One such item that was recently uncovered is an editorial from the October 21, 1967 issue of the highly-respected peer-reviewed “scientific” journal, Nature. The editorial is titled “Hallucinations to Order”.



The unnamed author, which implicitly makes this authored by the editorial staff of the journal, is responding to an article published a few months earlier, “Some New Behaviour-disrupting Amphetamines and their Significance” by Smythies et al, which explores the topic of substituted amphetamines and their relative hallucinogenic potential.

The editorial opens with a frightened, inaccurate, anachronistic, and telling rant:

One of the most alarming features of the drug LSD is that it can be made in the laboratory. In other words, there is no natural physical limitation of the scale on which, in suitably bizarre circumstances, it could be supplied to the public. It follows that those who are concerned to see that the use of drugs is controlled by legislation are at least a little nonplussed by the appearance of synthetic processes for manufacturing drugs which were originally derived from natural sources and, more especially, by the application of synthetic processes to the design of new drugs. Although it will be a long time before the flower children and their like would be able to synthesize their own psychomimetic agents, it is entirely proper that there should now be considerable anxiety about problems of control.

This bizarre little hysterical opinion piece includes the strange gem: “Although it will be a long time before the flower children and their like would be able to synthesize their own psychomimetic agents […]”. As of the date of publication of this issue of Nature (October 1967), the so-called “flower children” were not only “synthesizing their own psychotomimetic agents”, but were doing so at a scale and efficiency that could be described as “awe-inspiring”.

By October 1967, Nick Sand, Tim Scully, Owsley Stanley, and others had already set up, broken down, and moved their high-volume LSD production labs several times.
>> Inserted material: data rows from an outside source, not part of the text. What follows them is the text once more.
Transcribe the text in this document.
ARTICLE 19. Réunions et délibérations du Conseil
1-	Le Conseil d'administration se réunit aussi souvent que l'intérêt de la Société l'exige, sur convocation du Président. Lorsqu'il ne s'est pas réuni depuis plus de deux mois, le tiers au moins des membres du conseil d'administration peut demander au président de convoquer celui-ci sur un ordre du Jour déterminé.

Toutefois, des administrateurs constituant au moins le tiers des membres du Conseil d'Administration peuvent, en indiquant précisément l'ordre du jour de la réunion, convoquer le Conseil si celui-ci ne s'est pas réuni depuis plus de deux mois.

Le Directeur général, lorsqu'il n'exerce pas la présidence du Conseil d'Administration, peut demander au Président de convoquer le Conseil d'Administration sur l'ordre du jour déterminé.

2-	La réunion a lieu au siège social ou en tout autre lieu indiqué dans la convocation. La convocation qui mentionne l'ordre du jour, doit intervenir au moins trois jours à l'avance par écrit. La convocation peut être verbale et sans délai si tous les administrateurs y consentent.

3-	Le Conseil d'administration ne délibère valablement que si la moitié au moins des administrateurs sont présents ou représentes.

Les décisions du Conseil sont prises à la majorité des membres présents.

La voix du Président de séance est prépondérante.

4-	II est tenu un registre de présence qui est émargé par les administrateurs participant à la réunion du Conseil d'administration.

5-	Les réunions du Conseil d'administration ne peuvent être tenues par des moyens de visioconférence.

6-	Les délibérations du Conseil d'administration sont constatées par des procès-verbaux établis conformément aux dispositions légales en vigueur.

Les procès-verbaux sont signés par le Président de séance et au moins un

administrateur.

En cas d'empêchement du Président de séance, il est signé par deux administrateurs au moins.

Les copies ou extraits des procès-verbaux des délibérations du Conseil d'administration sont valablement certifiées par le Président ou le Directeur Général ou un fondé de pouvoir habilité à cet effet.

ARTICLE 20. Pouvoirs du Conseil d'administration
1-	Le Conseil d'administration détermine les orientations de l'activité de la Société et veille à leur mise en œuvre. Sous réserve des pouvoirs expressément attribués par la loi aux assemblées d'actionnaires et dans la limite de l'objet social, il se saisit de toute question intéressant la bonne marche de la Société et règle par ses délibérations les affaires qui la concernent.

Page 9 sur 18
This is documented not only in biographies and books, but also in contemporaneous testimony from law enforcement agents in criminal investigations and prosecutions. The complex issues related to the potency of LSD and its control were not only widely discussed, but were part of the reasoning for criminalizing these “dangerous drugs” in 1967.

It is worth pointing out that the journal Nature was at the time (and for many years after) a key part of the machinery generating anti-drug hysteria and “scientific” public fears, such as the completely false claim that LSD caused chromosome damage.

As the Shulgin Archiving project continues to progress, we will be providing access to an indexed collection, but will also point out individual curiosities with commentary. We hope that reminding people of the absurd history of the Drug War and the persistent presence of confused stories supporting it and presented as “scientific” or “news” might help society limit its repetition of the worst type of errors.